Flynn resigned on Feb. 13 following revelations that he engaged in potentially illegal communications with Russia and then lied about it to administration officials. The F.B.I. had been investigating Flynn’s contacts with Russia, and as the New York Times reports:

“In addition, the Army has been investigating whether Mr. Flynn received money from the Russian government during a trip he took to Moscow in 2015, according to two defense officials. Such a payment might violate the Emoluments Clause of the Constitution, which prohibits former military officers from receiving money from a foreign government without consent from Congress.”

Military officers remain subject to the Emoluments Clause even after retirement, because they may be recalled to service.

The Emoluments Clause, of course, has been in the spotlight recently, given President Trump’s insistence on maintaining a financial stake in his far-flung business empire. And the Flynn affair suggests how Trump’s financial conflicts-of-interest will continue to plague his presidency.

The Constitution’s Framers were concerned that an official who receives something of value from a foreign power might be in a position to compromise his loyalty towards the best interests of the United States – particularly because a foreign emolument is likely just one piece of a broader influence effort by foreign powers.

Here, Flynn reportedly accepted an honorarium from the Russian government for appearing on a panel at a 2015 gala in Moscow, where he sat at a dinner table with Russian President Vladimir Putin.

The following year, Russia allegedly interfered with the 2016 elections, and after the U.S. retaliated by imposing sanctions, soon-to-be National Security Adviser Flynn broke with protocol and reportedly sought to undermine the Obama administration’s policy by suggesting Trump would revisit the matter.
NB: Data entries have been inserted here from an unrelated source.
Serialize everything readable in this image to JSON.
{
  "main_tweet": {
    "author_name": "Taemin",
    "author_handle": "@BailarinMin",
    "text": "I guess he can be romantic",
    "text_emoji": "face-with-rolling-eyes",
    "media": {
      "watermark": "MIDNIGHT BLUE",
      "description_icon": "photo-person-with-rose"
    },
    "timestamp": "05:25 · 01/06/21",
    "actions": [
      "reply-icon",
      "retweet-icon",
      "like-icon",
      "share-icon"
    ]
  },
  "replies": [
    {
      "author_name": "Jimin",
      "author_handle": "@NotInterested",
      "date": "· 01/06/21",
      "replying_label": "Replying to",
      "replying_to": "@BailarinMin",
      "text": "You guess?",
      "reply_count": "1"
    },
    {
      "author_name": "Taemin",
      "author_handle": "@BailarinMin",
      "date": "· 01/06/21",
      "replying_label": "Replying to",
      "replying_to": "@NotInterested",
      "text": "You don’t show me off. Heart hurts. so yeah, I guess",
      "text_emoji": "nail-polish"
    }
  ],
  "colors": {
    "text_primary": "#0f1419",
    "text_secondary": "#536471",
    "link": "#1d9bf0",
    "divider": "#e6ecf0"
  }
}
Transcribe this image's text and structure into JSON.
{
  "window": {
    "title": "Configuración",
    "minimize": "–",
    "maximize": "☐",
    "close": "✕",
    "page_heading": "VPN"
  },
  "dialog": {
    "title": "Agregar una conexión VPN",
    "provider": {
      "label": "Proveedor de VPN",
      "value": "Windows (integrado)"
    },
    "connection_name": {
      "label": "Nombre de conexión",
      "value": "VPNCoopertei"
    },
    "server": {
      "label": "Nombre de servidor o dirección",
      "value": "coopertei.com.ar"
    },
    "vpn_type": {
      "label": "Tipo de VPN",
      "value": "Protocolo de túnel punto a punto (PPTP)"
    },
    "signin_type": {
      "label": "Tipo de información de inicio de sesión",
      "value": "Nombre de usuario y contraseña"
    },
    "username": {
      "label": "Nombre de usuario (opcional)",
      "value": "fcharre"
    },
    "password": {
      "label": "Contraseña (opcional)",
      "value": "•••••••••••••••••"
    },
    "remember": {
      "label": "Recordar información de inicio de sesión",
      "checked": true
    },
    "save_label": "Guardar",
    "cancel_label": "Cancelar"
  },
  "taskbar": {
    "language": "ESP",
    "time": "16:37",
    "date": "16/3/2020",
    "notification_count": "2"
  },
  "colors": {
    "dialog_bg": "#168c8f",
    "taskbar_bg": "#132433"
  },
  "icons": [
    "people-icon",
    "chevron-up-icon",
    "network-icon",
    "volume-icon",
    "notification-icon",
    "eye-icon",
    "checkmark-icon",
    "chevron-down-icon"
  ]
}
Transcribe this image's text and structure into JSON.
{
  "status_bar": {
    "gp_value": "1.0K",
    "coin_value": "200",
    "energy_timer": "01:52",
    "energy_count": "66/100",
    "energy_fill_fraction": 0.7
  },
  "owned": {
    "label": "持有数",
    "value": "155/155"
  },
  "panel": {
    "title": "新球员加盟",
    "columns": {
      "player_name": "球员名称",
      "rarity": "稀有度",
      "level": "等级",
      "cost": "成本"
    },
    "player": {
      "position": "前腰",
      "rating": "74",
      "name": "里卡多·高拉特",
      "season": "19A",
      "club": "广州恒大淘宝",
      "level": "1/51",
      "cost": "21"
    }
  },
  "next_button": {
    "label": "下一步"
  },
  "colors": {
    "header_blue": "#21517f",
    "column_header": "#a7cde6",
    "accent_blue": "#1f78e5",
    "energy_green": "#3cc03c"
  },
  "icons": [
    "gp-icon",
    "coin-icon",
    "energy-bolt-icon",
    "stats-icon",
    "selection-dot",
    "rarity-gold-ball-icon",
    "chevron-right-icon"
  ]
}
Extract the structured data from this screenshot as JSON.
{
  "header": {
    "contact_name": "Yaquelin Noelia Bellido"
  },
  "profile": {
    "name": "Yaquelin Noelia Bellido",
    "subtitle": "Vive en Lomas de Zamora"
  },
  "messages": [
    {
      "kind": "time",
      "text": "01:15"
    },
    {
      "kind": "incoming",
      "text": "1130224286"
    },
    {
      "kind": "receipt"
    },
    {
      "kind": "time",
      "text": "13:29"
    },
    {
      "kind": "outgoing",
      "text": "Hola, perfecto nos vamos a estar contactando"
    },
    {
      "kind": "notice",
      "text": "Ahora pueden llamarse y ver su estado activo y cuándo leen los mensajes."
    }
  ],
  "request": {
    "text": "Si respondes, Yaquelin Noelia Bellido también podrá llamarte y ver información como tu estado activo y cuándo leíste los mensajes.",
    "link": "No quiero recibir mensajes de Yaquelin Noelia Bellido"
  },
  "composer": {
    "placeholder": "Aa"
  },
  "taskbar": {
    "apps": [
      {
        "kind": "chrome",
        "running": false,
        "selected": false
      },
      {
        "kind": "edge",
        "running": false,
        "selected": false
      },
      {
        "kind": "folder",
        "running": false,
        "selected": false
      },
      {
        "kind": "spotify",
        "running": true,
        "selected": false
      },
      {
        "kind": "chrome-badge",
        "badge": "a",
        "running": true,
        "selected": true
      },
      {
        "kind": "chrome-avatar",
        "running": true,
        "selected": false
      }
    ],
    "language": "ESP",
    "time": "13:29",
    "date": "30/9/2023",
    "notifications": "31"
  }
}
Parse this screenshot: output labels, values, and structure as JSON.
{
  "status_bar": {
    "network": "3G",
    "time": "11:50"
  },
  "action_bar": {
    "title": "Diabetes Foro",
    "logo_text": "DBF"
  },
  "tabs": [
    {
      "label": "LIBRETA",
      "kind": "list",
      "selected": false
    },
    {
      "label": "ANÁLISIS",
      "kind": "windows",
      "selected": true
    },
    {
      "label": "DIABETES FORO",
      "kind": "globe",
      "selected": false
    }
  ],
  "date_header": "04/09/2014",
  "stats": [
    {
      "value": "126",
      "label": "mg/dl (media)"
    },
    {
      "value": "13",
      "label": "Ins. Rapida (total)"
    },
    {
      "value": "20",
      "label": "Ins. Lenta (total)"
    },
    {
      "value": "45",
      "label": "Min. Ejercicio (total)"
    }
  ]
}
There is no indication that Russia’s payment to Flynn directly led him to shift his approach to U.S.-Russia relations. And there is no way of knowing whether Flynn was consciously thinking about the payments he'd received when he discussed sanctions with Russia (and then lied about it).

But matters of influence rarely come down to an express quid pro quo transaction. The Emoluments Clause doesn’t require proof of a corrupt bargain; instead, the Framers forbade U.S. officials from accepting anything from foreign governments that might lead to corruption.

This, of course, is why Trump maintaining a financial stake in his business empire continues to pose constitutional problems.

The same day Flynn announced his resignation, the Associated Press broke the story that China granted Trump long-sought trademark rights. According to the AP, for the previous decade, Chinese courts had repeatedly rejected Trump’s efforts, but his fortunes shifted dramatically after he won election—raising serious concerns about whether China granting these valuable property rights to President Trump was a means of exerting influence.

China already rents space in Trump Tower, and a Chinese government-owned bank is a major lender to another Trump-owned office building. And foreign governments have already expressed a willingness to curry favor with the Trump administration by staying in, or holding receptions in, Trump hotels. Foreign governments will also be in a position to offer Trump significant financial benefits by granting permits and permissions to Trump properties around the world. Trump’s Mar-a-Lago property recently doubled its membership fee to $200,000—and Trump refuses to disclose whether any foreign officials are members or have paid the jacked-up fee.

Just as Flynn’s payment from Russia would be no less problematic if he “earned” it as a speaker’s fee, even fair market value transactions between foreign governments and Trump’s companies run afoul of the Emoluments Clause: the constitution prohibits the acceptance of “emoluments...of any kind whatever."

Ultimately, these matters concern a central issue of a representative democracy: whether officials are acting in the best interests of the United States, or whether their judgment is clouded by outside influence.